Alright, that's the stuff I think we can learn most from. But for the sake of posterity, I also think there is quite a lot of data and thinking going into Dave's mental model that is more toward the TV pundit analysis spectrum of handicapping than his usual high-quality work.
For example, Dave says that voters have short memories and so might stop punishing Trump for covid-19, and that our model doesn't account for that. But actually, by way of modeling historical dynamics in pre-election polls, the model knows average voter "memory" over the past 18 cycles.
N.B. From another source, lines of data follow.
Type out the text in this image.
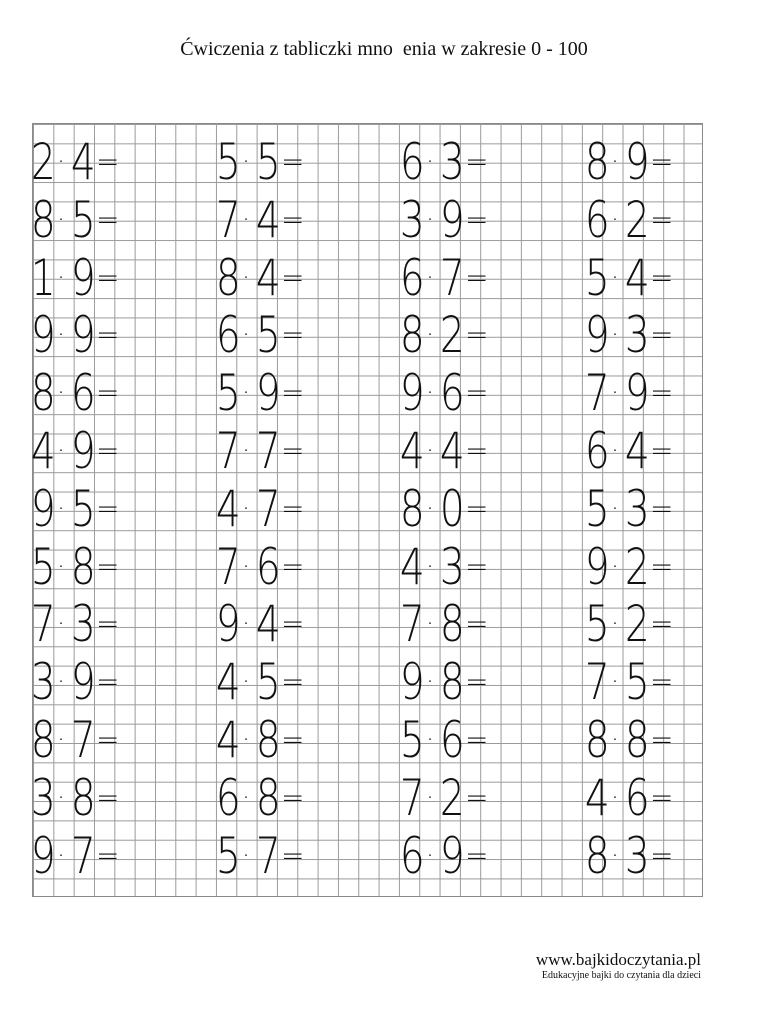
Ćwiczenia z tabliczki mno  enia w zakresie 0 - 100
2 · 4 =
8 · 5 =
1 · 9 =
9 · 9 =
8 · 6 =
4 · 9 =
9 · 5 =
5 · 8 =
7 · 3 =
3 · 9 =
8 · 7 =
3 · 8 =
9 · 7 =
5 · 5 =
7 · 4 =
8 · 4 =
6 · 5 =
5 · 9 =
7 · 7 =
4 · 7 =
7 · 6 =
9 · 4 =
4 · 5 =
4 · 8 =
6 · 8 =
5 · 7 =
6 · 3 =
3 · 9 =
6 · 7 =
8 · 2 =
9 · 6 =
4 · 4 =
8 · 0 =
4 · 3 =
7 · 8 =
9 · 8 =
5 · 6 =
7 · 2 =
6 · 9 =
8 · 9 =
6 · 2 =
5 · 4 =
9 · 3 =
7 · 9 =
6 · 4 =
5 · 3 =
9 · 2 =
5 · 2 =
7 · 5 =
8 · 8 =
4 · 6 =
8 · 3 =
www.bajkidoczytania.pl
Edukacyjne bajki do czytania dla dzieci
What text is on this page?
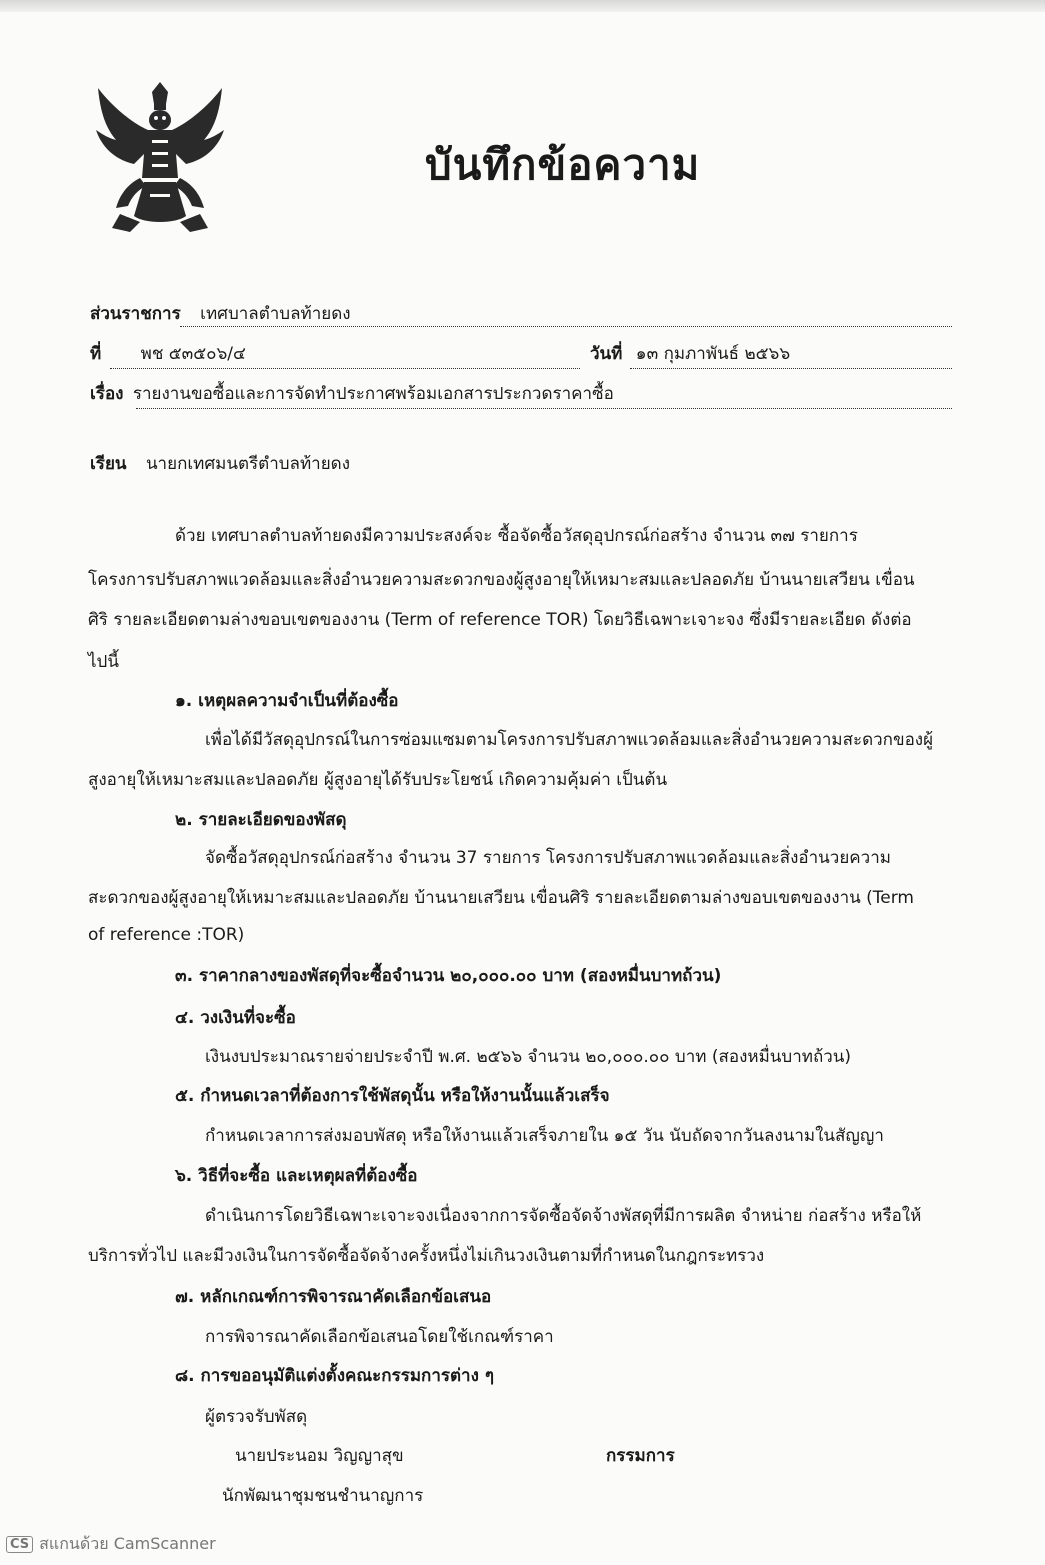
บันทึกข้อความ
ส่วนราชการ เทศบาลตำบลท้ายดง
ที่ พช ๕๓๕๐๖/๔	วันที่ ๑๓ กุมภาพันธ์ ๒๕๖๖
เรื่อง รายงานขอซื้อและการจัดทำประกาศพร้อมเอกสารประกวดราคาซื้อ
เรียน นายกเทศมนตรีตำบลท้ายดง
ด้วย เทศบาลตำบลท้ายดงมีความประสงค์จะ ซื้อจัดซื้อวัสดุอุปกรณ์ก่อสร้าง จำนวน ๓๗ รายการ
โครงการปรับสภาพแวดล้อมและสิ่งอำนวยความสะดวกของผู้สูงอายุให้เหมาะสมและปลอดภัย บ้านนายเสวียน เขื่อน
ศิริ รายละเอียดตามล่างขอบเขตของงาน (Term of reference TOR) โดยวิธีเฉพาะเจาะจง ซึ่งมีรายละเอียด ดังต่อ
ไปนี้
๑. เหตุผลความจำเป็นที่ต้องซื้อ
เพื่อได้มีวัสดุอุปกรณ์ในการซ่อมแซมตามโครงการปรับสภาพแวดล้อมและสิ่งอำนวยความสะดวกของผู้
สูงอายุให้เหมาะสมและปลอดภัย ผู้สูงอายุได้รับประโยชน์ เกิดความคุ้มค่า เป็นต้น
๒. รายละเอียดของพัสดุ
จัดซื้อวัสดุอุปกรณ์ก่อสร้าง จำนวน 37 รายการ โครงการปรับสภาพแวดล้อมและสิ่งอำนวยความ
สะดวกของผู้สูงอายุให้เหมาะสมและปลอดภัย บ้านนายเสวียน เขื่อนศิริ รายละเอียดตามล่างขอบเขตของงาน (Term
of reference :TOR)
๓. ราคากลางของพัสดุที่จะซื้อจำนวน ๒๐,๐๐๐.๐๐ บาท (สองหมื่นบาทถ้วน)
๔. วงเงินที่จะซื้อ
เงินงบประมาณรายจ่ายประจำปี พ.ศ. ๒๕๖๖ จำนวน ๒๐,๐๐๐.๐๐ บาท (สองหมื่นบาทถ้วน)
๕. กำหนดเวลาที่ต้องการใช้พัสดุนั้น หรือให้งานนั้นแล้วเสร็จ
กำหนดเวลาการส่งมอบพัสดุ หรือให้งานแล้วเสร็จภายใน ๑๕ วัน นับถัดจากวันลงนามในสัญญา
๖. วิธีที่จะซื้อ และเหตุผลที่ต้องซื้อ
ดำเนินการโดยวิธีเฉพาะเจาะจงเนื่องจากการจัดซื้อจัดจ้างพัสดุที่มีการผลิต จำหน่าย ก่อสร้าง หรือให้
บริการทั่วไป และมีวงเงินในการจัดซื้อจัดจ้างครั้งหนึ่งไม่เกินวงเงินตามที่กำหนดในกฎกระทรวง
๗. หลักเกณฑ์การพิจารณาคัดเลือกข้อเสนอ
การพิจารณาคัดเลือกข้อเสนอโดยใช้เกณฑ์ราคา
๘. การขออนุมัติแต่งตั้งคณะกรรมการต่าง ๆ
ผู้ตรวจรับพัสดุ
นายประนอม วิญญาสุข	กรรมการ
นักพัฒนาชุมชนชำนาญการ
CS สแกนด้วย CamScanner
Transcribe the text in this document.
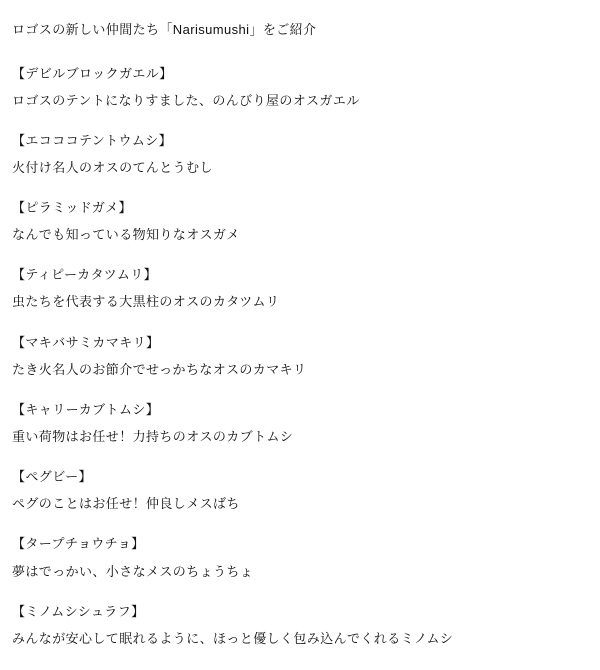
ロゴスの新しい仲間たち「Narisumushi」をご紹介

【デビルブロックガエル】

ロゴスのテントになりすました、のんびり屋のオスガエル

【エコココテントウムシ】

火付け名人のオスのてんとうむし

【ピラミッドガメ】

なんでも知っている物知りなオスガメ

【ティピーカタツムリ】

虫たちを代表する大黒柱のオスのカタツムリ

【マキバサミカマキリ】

たき火名人のお節介でせっかちなオスのカマキリ

【キャリーカブトムシ】

重い荷物はお任せ！力持ちのオスのカブトムシ

【ペグビー】

ペグのことはお任せ！仲良しメスばち

【タープチョウチョ】

夢はでっかい、小さなメスのちょうちょ

【ミノムシシュラフ】

みんなが安心して眠れるように、ほっと優しく包み込んでくれるミノムシ
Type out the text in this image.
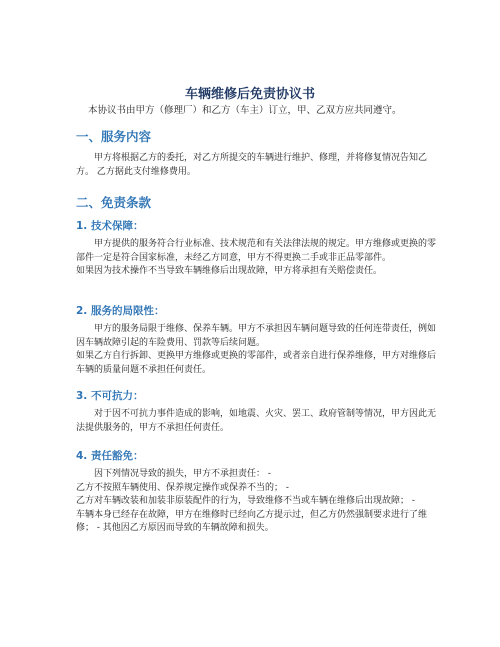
车辆维修后免责协议书

本协议书由甲方（修理厂）和乙方（车主）订立，甲、乙双方应共同遵守。

一、服务内容

甲方将根据乙方的委托，对乙方所提交的车辆进行维护、修理，并将修复情况告知乙方。 乙方据此支付维修费用。

二、免责条款
1. 技术保障：

甲方提供的服务符合行业标准、技术规范和有关法律法规的规定。甲方维修或更换的零部件一定是符合国家标准，未经乙方同意，甲方不得更换二手或非正品零部件。

如果因为技术操作不当导致车辆维修后出现故障，甲方将承担有关赔偿责任。

2. 服务的局限性：

甲方的服务局限于维修、保养车辆。甲方不承担因车辆问题导致的任何连带责任，例如因车辆故障引起的车险费用、罚款等后续问题。

如果乙方自行拆卸、更换甲方维修或更换的零部件，或者亲自进行保养维修，甲方对维修后车辆的质量问题不承担任何责任。

3. 不可抗力：

对于因不可抗力事件造成的影响，如地震、火灾、罢工、政府管制等情况，甲方因此无法提供服务的，甲方不承担任何责任。

4. 责任豁免：

因下列情况导致的损失，甲方不承担责任： -

乙方不按照车辆使用、保养规定操作或保养不当的； -

乙方对车辆改装和加装非原装配件的行为，导致维修不当或车辆在维修后出现故障； -

车辆本身已经存在故障，甲方在维修时已经向乙方提示过，但乙方仍然强制要求进行了维修； - 其他因乙方原因而导致的车辆故障和损失。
What we’re talking about is an autoregressive process here — how well polling averages on one day will predict the next — and we know that the day-to-day correlations in polls are quite high now because of polarization and getting higher.
Sure, Dave could make the case that voter memory is shorter now than it used to be and draw the inference that swings in the polls are likelier than in 1970, but this misses two broader points that (a) it's partisanship that is driving the majority of voter choice, and (b) that polarization has made swings LESS likely, not true. So his point is actually just wrong here.
Dave also makes the case that Trump can influence the media in a way that decreases voters' opinions of the other candidate. But this inference is based on a sample size of a n=1 previous election that frankly probably isn't predictive this year. Joe Biden is no Hillary Clinton (in terms of a backlog of political scandals that dogged her for her entire career) and misses the point that Trump has been attacking Biden for months with 0 change.
And finally, Dave makes are three points about (a) how "plausible" he thinks a five percentage point gap between the electoral college and the popular vote is, (b) how there’s a 4%+ chance of a tie in the electoral college and (c) that Trump steals six percentage points of Biden vote margin by way of trouble with mail-in ballots. But we have actually run the numbers on this and found that Dave is overstating likelihoods in all of these scenarios. See this and this and this.
So, to recap quickly:
I think that models that incorporate external information about the world are good, so long as people do it statistically. I like priors too! I just think that looking at data is a little more valuable than Dave does, and especially that formalizing the way we draw inferences via a statistical model could help him avoid falling victim so some of the classic probabilistic heuristics (like focusing too much on the 2016 polling error or Trump’s supposed political prowess).
And here’s my footnote about 1988, which people keep bringing up.
Yes, Dukakis blew a big lead in the polls. But that lead was a mirage, caused by one single poll released in the summer of 1988. While one had him up 17 points, the others were closer to 7. And we should have expected the race to tighten anyways because of the fundamentals.
Plus, as I keep saying, polarization makes swings of that magnitude less likely as more people have already made up their minds about the election than back then. According to our analysis, there are only half as many swing voters as there were back then.
You are brilliant and I hope you are right!